Long-time visitors of MN Krishna Rao Park in Basavanagudi are upset over the recent spate of construction by BBMP on the premises. The park is at least 80 years old.
They find the addition of railings around green patches, and grilles around the children’s playground unnecessary. There already exists a compound fencing outside. “It feels like a ‘tree zoo’,” Basavanagudi resident Mansoor Ali rues about the diminishing open spaces in the city.
Spanning 25 acres, the MNK Park, as it is called for short, is a popular lung space in south Bengaluru. Sir MN Krishna Rao, the dewan of the Mysore princely state in 1941, had laid the foundation stone of the park. Reports say it was designed as an exclusive park for women and children.
‘Need unstructured spaces’
Science communicator Palahalli Vishwanath is 80 years old. He has been visiting the park for 70 years. “It has undergone many changes but this was unnecessary,” he says.
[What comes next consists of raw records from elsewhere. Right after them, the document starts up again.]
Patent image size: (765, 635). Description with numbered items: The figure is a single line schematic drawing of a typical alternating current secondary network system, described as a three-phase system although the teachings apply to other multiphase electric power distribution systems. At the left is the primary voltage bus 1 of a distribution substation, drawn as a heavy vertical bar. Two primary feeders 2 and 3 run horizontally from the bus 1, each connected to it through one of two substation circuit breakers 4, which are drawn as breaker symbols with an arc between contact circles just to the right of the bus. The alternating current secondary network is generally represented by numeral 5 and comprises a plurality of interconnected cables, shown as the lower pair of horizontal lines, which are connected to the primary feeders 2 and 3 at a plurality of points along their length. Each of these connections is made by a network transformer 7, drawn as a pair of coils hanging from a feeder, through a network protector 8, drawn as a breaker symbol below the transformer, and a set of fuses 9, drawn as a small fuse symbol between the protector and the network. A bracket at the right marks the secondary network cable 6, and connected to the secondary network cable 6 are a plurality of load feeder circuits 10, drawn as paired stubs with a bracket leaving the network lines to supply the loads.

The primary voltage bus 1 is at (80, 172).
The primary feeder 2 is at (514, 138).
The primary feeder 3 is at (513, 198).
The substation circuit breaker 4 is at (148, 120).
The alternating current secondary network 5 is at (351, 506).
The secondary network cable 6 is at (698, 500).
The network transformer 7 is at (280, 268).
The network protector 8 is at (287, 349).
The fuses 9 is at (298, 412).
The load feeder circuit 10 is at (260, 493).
Early this month, he posted ‘then and now’ photos of a walkway in the park on Facebook and wrote that one now feels “fenced in” while walking. He not only deems it “ugly” but says “excessive use of metal will heat up” the surroundings. Other parks in the city are being cordoned off similarly, people said in response to his post.
About 10 days ago, environment activist Leo Saldanha tweeted that the “crass steel” fencing ruins the “inclusive, ever welcoming, unstructured beauty” of the park.
“Earlier one felt calm and healed after coming out of the walk... Now one is expected to do a march-past along the walkway and leave,” he laments the makeover of the park, which, at a distance of 8 km, is the closest park to his home.
Leo believes parks should be unstructured spaces and counts New York’s Central Park, and Lodhi Gardens in New Delhi as good examples of parks without borders.
He also notes that cement benches are “elevated” for wheelchair-using people to access, and concrete pavements hinder the natural drainage of rainwater.
“What will happen to (the movement of) snakes?” Mansoor, who is an architect, questions the concretisation of natural spaces.
He grew up playing in the park, sitting in the lawns and picking fallen leaves, but his “daughter can’t do any of it” because of the new barriers. He feels thorny bushes or hedge plants would have been a more aesthetic alternative.
Even adults like Jeenal Lalan, a homemaker who brings her young daughter to the park frequently, misses the cool touch of the grass. “We can only look at the grass from a distance,” she sighs. “If children try crossing over the spiky grille, they may get hurt. They should have thought of bamboo barriers,” she adds.
Basavaraj, executive committee member of the park’s walkers association, claims the BBMP did not listen to their concerns.
‘Good for elderly’
Not everybody is objecting. Divya Poonam, a homemaker who comes to the park after dropping her child at a tuition centre nearby, says the steel railing provides support to the elderly to walk.
The concrete or fencing structures don’t block the walking tracks, so Sheshadri Rangan, a 64-year-old Gandhi Bazaar resident, doesn’t see them as a problem. Another walker feels it is a good step towards protecting the greenery from “careless” humans.
‘Developed 40-45 parks in south Bengaluru’
A BBMP officer overseeing construction inside the MNK Park said it is among the 40-45 parks in south Bengaluru they have been “developing” for six-seven months. “The work will complete in a week. The last major construction at MNK Park was done over 20 years ago,” he informed. “People pluck flowers and walk on lawns and damage the grass,” he explained the need for extra fencing.